Peonies are a clump forming herbaceous perennial. Once established Peonies look fantastic, the flowers are showy and eye catching. Peonies need attention and can be quite fussy, and so have attracted the amber wheel barrow indicating medium effort and maintenance. They are not fool-proof, usually they do come up reliably every year but they can be tricky.
Peonies require a sunny site, good humus rich well draining soil on the Alkaline side. That said, my soil is acidic and I can grow Peonies perhaps I am just lucky as they can be temperamental about soil.
When planting a Peony do not plant too deep, the crown should be around 5cms (2") below soil level so quite shallow. If you mulch in the spring take care not to mulch over the crown. If your Peony is struggling you can try a balanced feed in the spring. The pattern of our weather the last few years has often produced a dry spring, in which case water the Peony to encourage the flowering.
The main maintenance requirement is to stake the plant every year when the new growth starts in the spring. Also at the end of the season, the foliage can look unsightly and it is best to cut it down. As a herbaceous perennial Peonies die right back to bare earth in the winter; the emerging spring growth is attractive, see image below right.

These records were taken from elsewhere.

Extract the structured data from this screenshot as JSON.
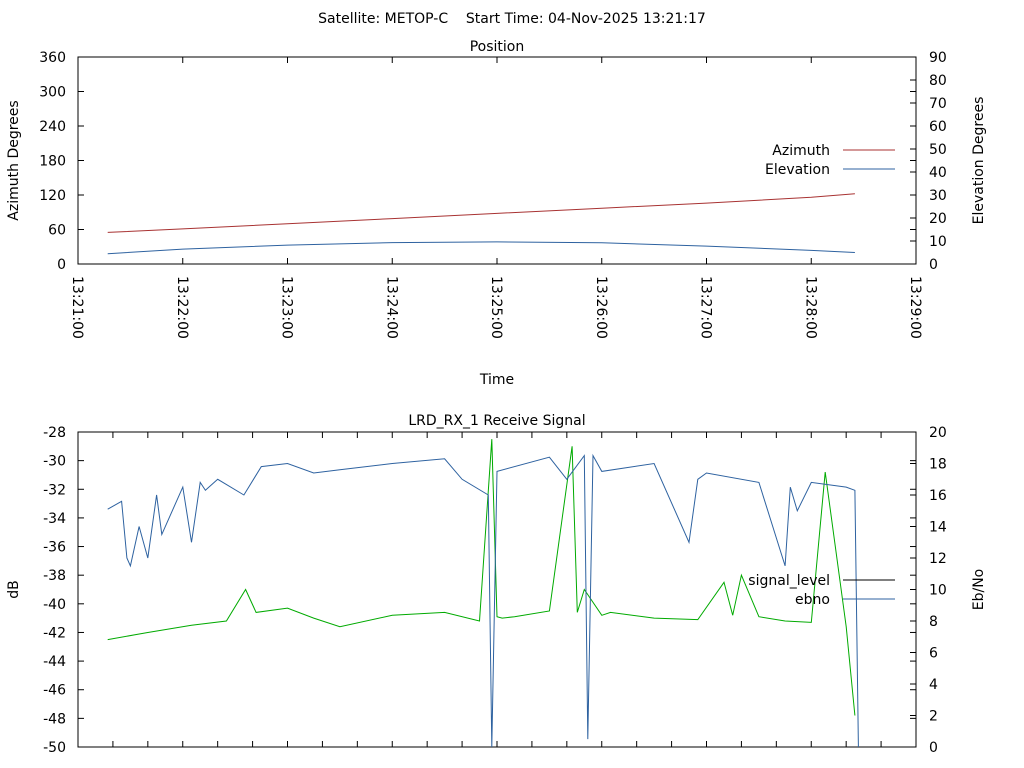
{
  "header": {
    "title": "Satellite: METOP-C    Start Time: 04-Nov-2025 13:21:17"
  },
  "chart_data": [
    {
      "type": "line",
      "title": "Position",
      "xlabel": "Time",
      "ylabel_left": "Azimuth Degrees",
      "ylabel_right": "Elevation Degrees",
      "ylim_left": [
        0,
        360
      ],
      "ylim_right": [
        0,
        90
      ],
      "yticks_left": [
        0,
        60,
        120,
        180,
        240,
        300,
        360
      ],
      "yticks_right": [
        0,
        10,
        20,
        30,
        40,
        50,
        60,
        70,
        80,
        90
      ],
      "xlim": [
        "13:21:00",
        "13:29:00"
      ],
      "xticks": [
        "13:21:00",
        "13:22:00",
        "13:23:00",
        "13:24:00",
        "13:25:00",
        "13:26:00",
        "13:27:00",
        "13:28:00",
        "13:29:00"
      ],
      "legend_position": "right",
      "grid": false,
      "series": [
        {
          "name": "Azimuth",
          "axis": "left",
          "color": "#a83232",
          "x": [
            "13:21:17",
            "13:22:00",
            "13:23:00",
            "13:24:00",
            "13:25:00",
            "13:26:00",
            "13:27:00",
            "13:28:00",
            "13:28:25"
          ],
          "y": [
            55,
            61,
            70,
            79,
            88,
            97,
            106,
            116,
            122
          ]
        },
        {
          "name": "Elevation",
          "axis": "right",
          "color": "#2e62a0",
          "x": [
            "13:21:17",
            "13:22:00",
            "13:23:00",
            "13:24:00",
            "13:25:00",
            "13:26:00",
            "13:27:00",
            "13:28:00",
            "13:28:25"
          ],
          "y": [
            4.5,
            6.5,
            8.2,
            9.3,
            9.6,
            9.2,
            7.8,
            5.9,
            5.0
          ]
        }
      ]
    },
    {
      "type": "line",
      "title": "LRD_RX_1 Receive Signal",
      "ylabel_left": "dB",
      "ylabel_right": "Eb/No",
      "ylim_left": [
        -50,
        -28
      ],
      "ylim_right": [
        0,
        20
      ],
      "yticks_left": [
        -50,
        -48,
        -46,
        -44,
        -42,
        -40,
        -38,
        -36,
        -34,
        -32,
        -30,
        -28
      ],
      "yticks_right": [
        0,
        2,
        4,
        6,
        8,
        10,
        12,
        14,
        16,
        18,
        20
      ],
      "xlim": [
        "13:21:00",
        "13:29:00"
      ],
      "legend_position": "right",
      "grid": false,
      "series": [
        {
          "name": "signal_level",
          "axis": "left",
          "color": "#00aa00",
          "legend_color": "#000000",
          "x": [
            "13:21:17",
            "13:21:40",
            "13:22:05",
            "13:22:25",
            "13:22:36",
            "13:22:42",
            "13:23:00",
            "13:23:15",
            "13:23:30",
            "13:24:00",
            "13:24:30",
            "13:24:50",
            "13:24:57",
            "13:25:00",
            "13:25:03",
            "13:25:10",
            "13:25:30",
            "13:25:43",
            "13:25:46",
            "13:25:50",
            "13:26:00",
            "13:26:05",
            "13:26:30",
            "13:26:55",
            "13:27:10",
            "13:27:15",
            "13:27:20",
            "13:27:30",
            "13:27:45",
            "13:28:00",
            "13:28:08",
            "13:28:20",
            "13:28:25"
          ],
          "y": [
            -42.5,
            -42.0,
            -41.5,
            -41.2,
            -39.0,
            -40.6,
            -40.3,
            -41.0,
            -41.6,
            -40.8,
            -40.6,
            -41.2,
            -28.5,
            -40.9,
            -41.0,
            -40.9,
            -40.5,
            -29.0,
            -40.6,
            -39.0,
            -40.8,
            -40.6,
            -41.0,
            -41.1,
            -38.5,
            -40.8,
            -38.0,
            -40.9,
            -41.2,
            -41.3,
            -30.8,
            -41.6,
            -47.8
          ]
        },
        {
          "name": "ebno",
          "axis": "right",
          "color": "#2e62a0",
          "x": [
            "13:21:17",
            "13:21:25",
            "13:21:28",
            "13:21:30",
            "13:21:35",
            "13:21:40",
            "13:21:45",
            "13:21:48",
            "13:22:00",
            "13:22:05",
            "13:22:10",
            "13:22:13",
            "13:22:20",
            "13:22:35",
            "13:22:45",
            "13:23:00",
            "13:23:15",
            "13:23:30",
            "13:24:00",
            "13:24:30",
            "13:24:40",
            "13:24:55",
            "13:24:57",
            "13:25:00",
            "13:25:30",
            "13:25:40",
            "13:25:50",
            "13:25:52",
            "13:25:55",
            "13:26:00",
            "13:26:30",
            "13:26:50",
            "13:26:55",
            "13:27:00",
            "13:27:30",
            "13:27:45",
            "13:27:48",
            "13:27:52",
            "13:28:00",
            "13:28:20",
            "13:28:25",
            "13:28:27"
          ],
          "y": [
            15.1,
            15.6,
            12.0,
            11.5,
            14.0,
            12.0,
            16.0,
            13.5,
            16.5,
            13.0,
            16.8,
            16.3,
            17.0,
            16.0,
            17.8,
            18.0,
            17.4,
            17.6,
            18.0,
            18.3,
            17.0,
            16.0,
            0.0,
            17.5,
            18.4,
            17.0,
            18.5,
            0.5,
            18.5,
            17.5,
            18.0,
            13.0,
            17.0,
            17.4,
            16.8,
            11.5,
            16.5,
            15.0,
            16.8,
            16.5,
            16.3,
            0.0
          ]
        }
      ]
    }
  ]
}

Peonies are spectacular; they have saucer like large showy flowers commonly red, pink, white with a few yellow varieties. Peonies need staking/support before they get too tall and well before any signs of flower. This is a task I often leave until a bit too late, as a result it is then a nerve racking job of trying to thread leaves and flower stalks into the plant support without breaking anything. Peonies only flower the once so if a flower head is snapped, it will not flower. When growing Peonies it's much better to stake early and let the plant grow into the support. In the image left the support had been put in place a little late as usual, and so had to be eased over the foliage. Ideally it should be supported as the new growth emerges and before too many leaves are formed, image right.